Science and logic texts teach us that emotion is a mental scourge, something engaged in by soft and weak thinkers who lack the know-how or the courage to rely on the mandates of pristine reasons to shape opinion and public policy. Untold numbers of women have been castigated for being “so emotional.” Many of us gush at the cold, incisive reasons of Sherlock Holmes, who boasts of his transcendence of emotions.
Today we wonder how so many Americans can be beguiled by politicians suffused by heat and anger. Any reasoning they use is the handmaiden of pre-selected conclusions flowing from fear and the most embarrassing emotional commitments the species possesses.
Clearly, we, children of Descartes, must shield ourselves from the polluting effects of emotions.
I find that attitude embarrassingly simplistic. To point out that a road to belief CAN mislead is not a substantive basis for denigrating that pathway. May I enlist an ally, Aristotle, to preface the rest of this post: All instruments can be misused, even my beloved reason.
In the 1960’s far too many intellectuals seemed shocked at the abuse of reason by the highly literate advisers who surrounded President Kennedy. Their religion of reason was sent spinning by the “reasonable” cruelty and miscalculations of the Kennedy/Johnson foreign policy. Much like Obama’s advisers, they were all from elite schools and were noticeably more erudite than typical Presidential advisers. “How could such reasonable people be blinded by the fog of war? How could they be so naive and beguiled by simplistic metaphors like ‘domino theory’ that promised the devastating downfall of all Southeast Asian countries should the first country/domino, Viet Nam, ‘fall’ to the communists? How could our precious reason so completely let us down?

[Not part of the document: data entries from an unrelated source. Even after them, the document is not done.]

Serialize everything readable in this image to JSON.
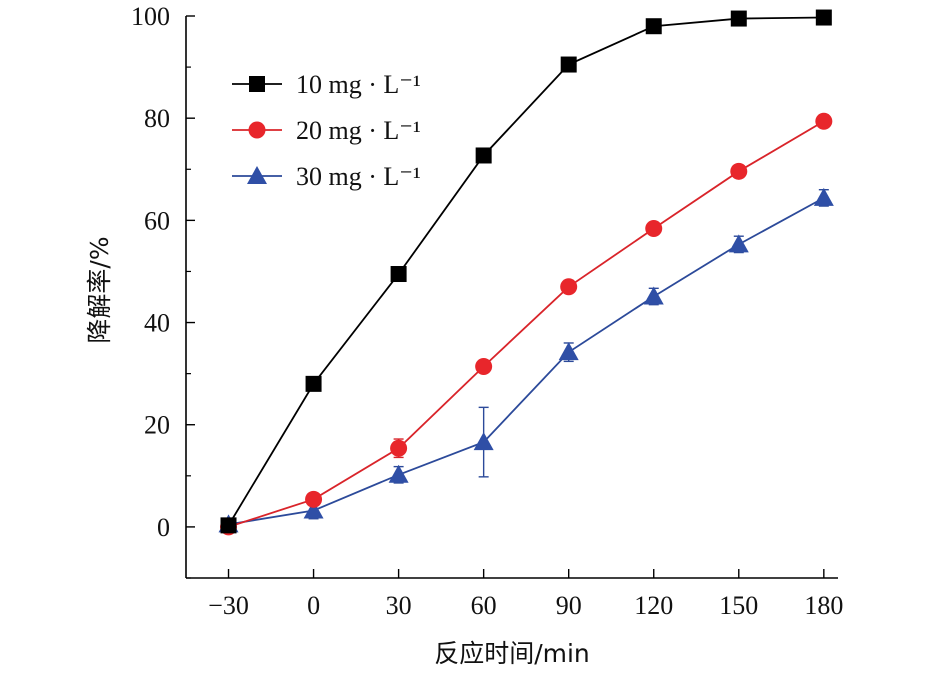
{
  "chart_data": {
    "type": "line",
    "xlabel": "反应时间/min",
    "ylabel": "降解率/%",
    "x": [
      -30,
      0,
      30,
      60,
      90,
      120,
      150,
      180
    ],
    "x_tick_labels": [
      "−30",
      "0",
      "30",
      "60",
      "90",
      "120",
      "150",
      "180"
    ],
    "xlim": [
      -45,
      185
    ],
    "ylim": [
      -10,
      100
    ],
    "y_ticks": [
      0,
      20,
      40,
      60,
      80,
      100
    ],
    "y_tick_labels": [
      "0",
      "20",
      "40",
      "60",
      "80",
      "100"
    ],
    "legend_position": "top-left",
    "grid": false,
    "series": [
      {
        "name": "10 mg · L⁻¹",
        "marker": "square",
        "color": "#000000",
        "line_color": "#000000",
        "values": [
          0.3,
          28,
          49.5,
          72.7,
          90.5,
          98,
          99.5,
          99.7
        ],
        "errors": [
          0,
          0,
          0,
          0,
          0,
          0,
          0,
          0
        ]
      },
      {
        "name": "20 mg · L⁻¹",
        "marker": "circle",
        "color": "#e8262b",
        "line_color": "#d9242a",
        "values": [
          0,
          5.4,
          15.4,
          31.4,
          47,
          58.4,
          69.6,
          79.4
        ],
        "errors": [
          0,
          0,
          1.8,
          0,
          0,
          0,
          0,
          0
        ]
      },
      {
        "name": "30 mg · L⁻¹",
        "marker": "triangle",
        "color": "#2f4fa6",
        "line_color": "#2c4a9a",
        "values": [
          0.5,
          3.2,
          10.2,
          16.6,
          34.2,
          45.1,
          55.3,
          64.4
        ],
        "errors": [
          0,
          1.6,
          1.6,
          6.8,
          1.8,
          1.6,
          1.6,
          1.6
        ]
      }
    ]
  }
}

The reaction of many vocal college students was to explicitly abandon reason as an insidious basis for decisions and behavior. In other words, the dramatic failure of an instance of reasoning persuaded them to decry the cold/unfeeling basis for belief known as reason and evidence.
Quite the over-reaction, right? But if we see that error, why are we so quick to treat emotion like a leper banned to the outskirts of civilized discourse?

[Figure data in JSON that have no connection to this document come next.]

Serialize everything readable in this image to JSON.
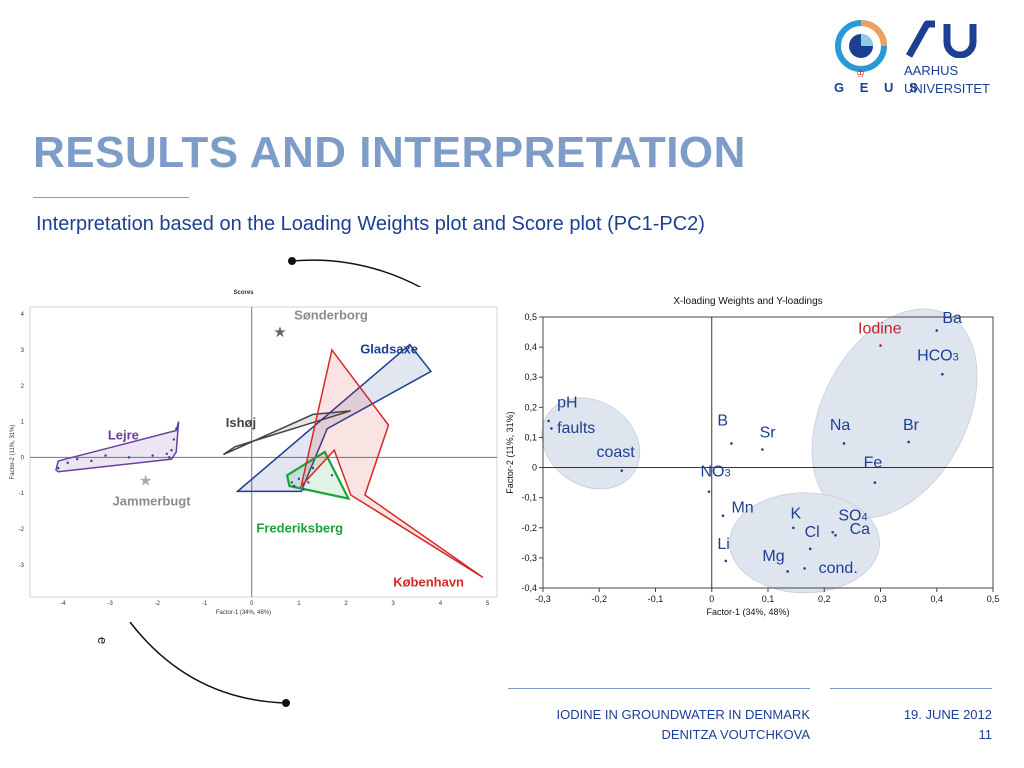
{
  "header": {
    "title": "RESULTS AND INTERPRETATION",
    "subtitle": "Interpretation based on the Loading Weights plot and Score plot (PC1-PC2)",
    "logos": {
      "geus_label": "G E U S",
      "au_name_line1": "AARHUS",
      "au_name_line2": "UNIVERSITET"
    }
  },
  "footer": {
    "topic": "IODINE IN GROUNDWATER IN DENMARK",
    "author": "DENITZA VOUTCHKOVA",
    "date": "19. JUNE 2012",
    "page": "11"
  },
  "edge_fragment": "e",
  "colors": {
    "title": "#7d9cc8",
    "text": "#1c3f94",
    "iodine": "#c4212b",
    "frederiksberg": "#1aa33a",
    "kobenhavn": "#d62828",
    "gladsaxe": "#1c3f94",
    "lejre": "#6b3fa0",
    "gray_label": "#8c8c8c",
    "ishoj": "#444444"
  },
  "chart_data": [
    {
      "type": "scatter",
      "title": "Scores",
      "xlabel": "Factor-1 (34%, 48%)",
      "ylabel": "Factor-2 (11%, 31%)",
      "xlim": [
        -4.7,
        5.2
      ],
      "ylim": [
        -3.9,
        4.2
      ],
      "xticks": [
        -4,
        -3,
        -2,
        -1,
        0,
        1,
        2,
        3,
        4,
        5
      ],
      "yticks": [
        4,
        3,
        2,
        1,
        0,
        -1,
        -2,
        -3
      ],
      "grid": false,
      "stars": [
        {
          "label": "Sønderborg",
          "x": 0.6,
          "y": 3.5,
          "label_x": 0.9,
          "label_y": 3.85,
          "color_key": "gray_label"
        },
        {
          "label": "Jammerbugt",
          "x": -2.25,
          "y": -0.65,
          "label_x": -2.95,
          "label_y": -1.35,
          "color_key": "gray_label"
        }
      ],
      "groups": [
        {
          "name": "Lejre",
          "label_x": -3.05,
          "label_y": 0.5,
          "color_key": "lejre",
          "polygon": [
            [
              -4.15,
              -0.35
            ],
            [
              -4.1,
              -0.1
            ],
            [
              -1.6,
              0.75
            ],
            [
              -1.55,
              1.0
            ],
            [
              -1.6,
              0.15
            ],
            [
              -1.7,
              -0.05
            ],
            [
              -4.1,
              -0.4
            ]
          ],
          "points": [
            [
              -4.1,
              -0.3
            ],
            [
              -3.9,
              -0.15
            ],
            [
              -3.7,
              -0.05
            ],
            [
              -3.4,
              -0.1
            ],
            [
              -3.1,
              0.05
            ],
            [
              -2.6,
              0.0
            ],
            [
              -2.1,
              0.05
            ],
            [
              -1.8,
              0.1
            ],
            [
              -1.7,
              0.2
            ],
            [
              -1.65,
              0.5
            ],
            [
              -1.6,
              0.8
            ],
            [
              -1.75,
              0.0
            ]
          ]
        },
        {
          "name": "Ishøj",
          "label_x": -0.55,
          "label_y": 0.85,
          "color_key": "ishoj",
          "polygon": [
            [
              -0.6,
              0.08
            ],
            [
              -0.35,
              0.3
            ],
            [
              2.1,
              1.3
            ],
            [
              1.3,
              1.2
            ]
          ],
          "points": []
        },
        {
          "name": "Gladsaxe",
          "label_x": 2.3,
          "label_y": 2.9,
          "color_key": "gladsaxe",
          "polygon": [
            [
              -0.3,
              -0.95
            ],
            [
              3.35,
              3.15
            ],
            [
              3.8,
              2.4
            ],
            [
              1.6,
              0.8
            ],
            [
              1.05,
              -0.95
            ]
          ],
          "points": []
        },
        {
          "name": "Frederiksberg",
          "label_x": 0.1,
          "label_y": -2.1,
          "color_key": "frederiksberg",
          "polygon": [
            [
              0.8,
              -0.8
            ],
            [
              0.75,
              -0.5
            ],
            [
              1.55,
              0.15
            ],
            [
              2.05,
              -1.15
            ]
          ],
          "points": [
            [
              0.85,
              -0.7
            ],
            [
              1.0,
              -0.6
            ],
            [
              1.1,
              -0.9
            ],
            [
              1.2,
              -0.7
            ],
            [
              0.9,
              -0.8
            ]
          ]
        },
        {
          "name": "København",
          "label_x": 3.0,
          "label_y": -3.6,
          "color_key": "kobenhavn",
          "polygon": [
            [
              1.7,
              3.0
            ],
            [
              1.05,
              -0.8
            ],
            [
              1.75,
              0.2
            ],
            [
              2.1,
              -1.05
            ],
            [
              4.9,
              -3.35
            ],
            [
              2.4,
              -1.05
            ],
            [
              2.9,
              0.9
            ]
          ],
          "points": [
            [
              1.7,
              -0.5
            ],
            [
              1.3,
              -0.3
            ]
          ]
        }
      ]
    },
    {
      "type": "scatter",
      "title": "X-loading Weights and Y-loadings",
      "xlabel": "Factor-1 (34%, 48%)",
      "ylabel": "Factor-2 (11%, 31%)",
      "xlim": [
        -0.3,
        0.5
      ],
      "ylim": [
        -0.4,
        0.5
      ],
      "xticks": [
        "-0,3",
        "-0,2",
        "-0,1",
        "0",
        "0,1",
        "0,2",
        "0,3",
        "0,4",
        "0,5"
      ],
      "yticks": [
        "0,5",
        "0,4",
        "0,3",
        "0,2",
        "0,1",
        "0",
        "-0,1",
        "-0,2",
        "-0,3",
        "-0,4"
      ],
      "grid": false,
      "points": [
        {
          "label": "pH",
          "x": -0.29,
          "y": 0.155,
          "label_x": -0.275,
          "label_y": 0.2
        },
        {
          "label": "faults",
          "x": -0.285,
          "y": 0.13,
          "label_x": -0.275,
          "label_y": 0.115
        },
        {
          "label": "coast",
          "x": -0.16,
          "y": -0.01,
          "label_x": -0.205,
          "label_y": 0.035
        },
        {
          "label": "B",
          "x": 0.035,
          "y": 0.08,
          "label_x": 0.01,
          "label_y": 0.14
        },
        {
          "label": "Sr",
          "x": 0.09,
          "y": 0.06,
          "label_x": 0.085,
          "label_y": 0.1
        },
        {
          "label": "NO",
          "sub": "3",
          "x": -0.005,
          "y": -0.08,
          "label_x": -0.02,
          "label_y": -0.03
        },
        {
          "label": "Mn",
          "x": 0.02,
          "y": -0.16,
          "label_x": 0.035,
          "label_y": -0.15
        },
        {
          "label": "Li",
          "x": 0.025,
          "y": -0.31,
          "label_x": 0.01,
          "label_y": -0.27
        },
        {
          "label": "K",
          "x": 0.145,
          "y": -0.2,
          "label_x": 0.14,
          "label_y": -0.17
        },
        {
          "label": "SO",
          "sub": "4",
          "x": 0.215,
          "y": -0.215,
          "label_x": 0.225,
          "label_y": -0.175
        },
        {
          "label": "Cl",
          "x": 0.175,
          "y": -0.27,
          "label_x": 0.165,
          "label_y": -0.23
        },
        {
          "label": "Ca",
          "x": 0.22,
          "y": -0.225,
          "label_x": 0.245,
          "label_y": -0.22
        },
        {
          "label": "Mg",
          "x": 0.135,
          "y": -0.345,
          "label_x": 0.09,
          "label_y": -0.31
        },
        {
          "label": "cond.",
          "x": 0.165,
          "y": -0.335,
          "label_x": 0.19,
          "label_y": -0.35
        },
        {
          "label": "Iodine",
          "x": 0.3,
          "y": 0.405,
          "label_x": 0.26,
          "label_y": 0.445,
          "color_key": "iodine"
        },
        {
          "label": "Ba",
          "x": 0.4,
          "y": 0.455,
          "label_x": 0.41,
          "label_y": 0.48
        },
        {
          "label": "HCO",
          "sub": "3",
          "x": 0.41,
          "y": 0.31,
          "label_x": 0.365,
          "label_y": 0.355
        },
        {
          "label": "Na",
          "x": 0.235,
          "y": 0.08,
          "label_x": 0.21,
          "label_y": 0.125
        },
        {
          "label": "Br",
          "x": 0.35,
          "y": 0.085,
          "label_x": 0.34,
          "label_y": 0.125
        },
        {
          "label": "Fe",
          "x": 0.29,
          "y": -0.05,
          "label_x": 0.27,
          "label_y": -0.0
        }
      ]
    }
  ]
}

If you are intrigued by this question, I urge you to read any book by Chris Hedges. I recently finished Empire of Illusion:The End of Literacy and the Triumph of Spectacle and The World as It Is: Dispatches on the Myth of Human Progress.

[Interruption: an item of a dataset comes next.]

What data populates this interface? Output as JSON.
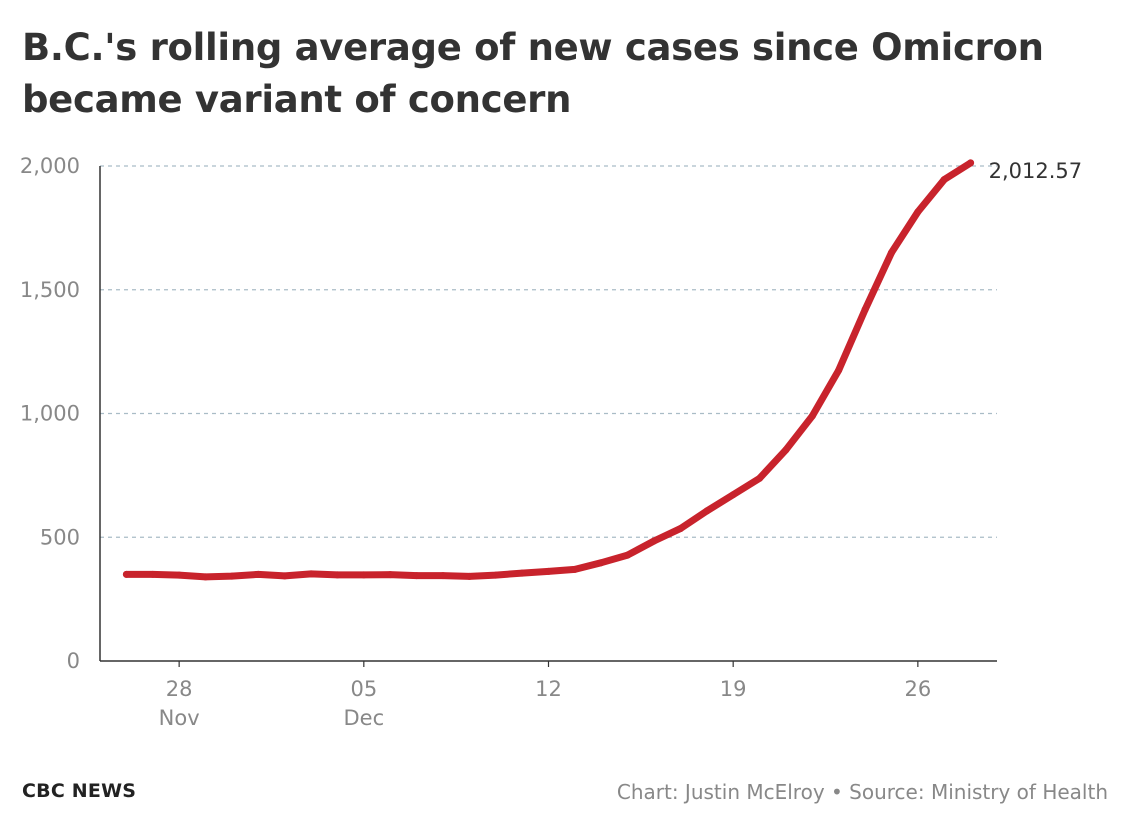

If Bernie Sanders owned a major media outlet, I predict that Chris Hedges would be the news director. Hedges is a veteran of 2 decades of reporting for major news outlets from South America, and the Middle East where he viewed the United States from the perspective of those we bombed, dominated, tortured, impoverished, and imprisoned in foreign lands. His prose is excoriating and especially vitriolic when analyzing what passes for left wing thought in America. For example, listen to the vapid thinking of the “left-wing” voice on Morning Joe , Mika Brzezinski, recollect the banning of Harry Bellafonte from Reverend King’s funeral because he had called Bush a terrorist, and consider the reluctance of liberal networks to listen to the voice of that socialist fellow, Ralph Nader.
Chris Hedges embraces ethical journalism, a journalism that is angry at injustice, disappointed at illiteracy, and protective of the weak. In other words, he makes the case in his writing for a reasonable use of emotion.
As I do, he sees objective journalism as a failure to acknowledge our humanity and the biases that shackle it and the aspirations that elevate it.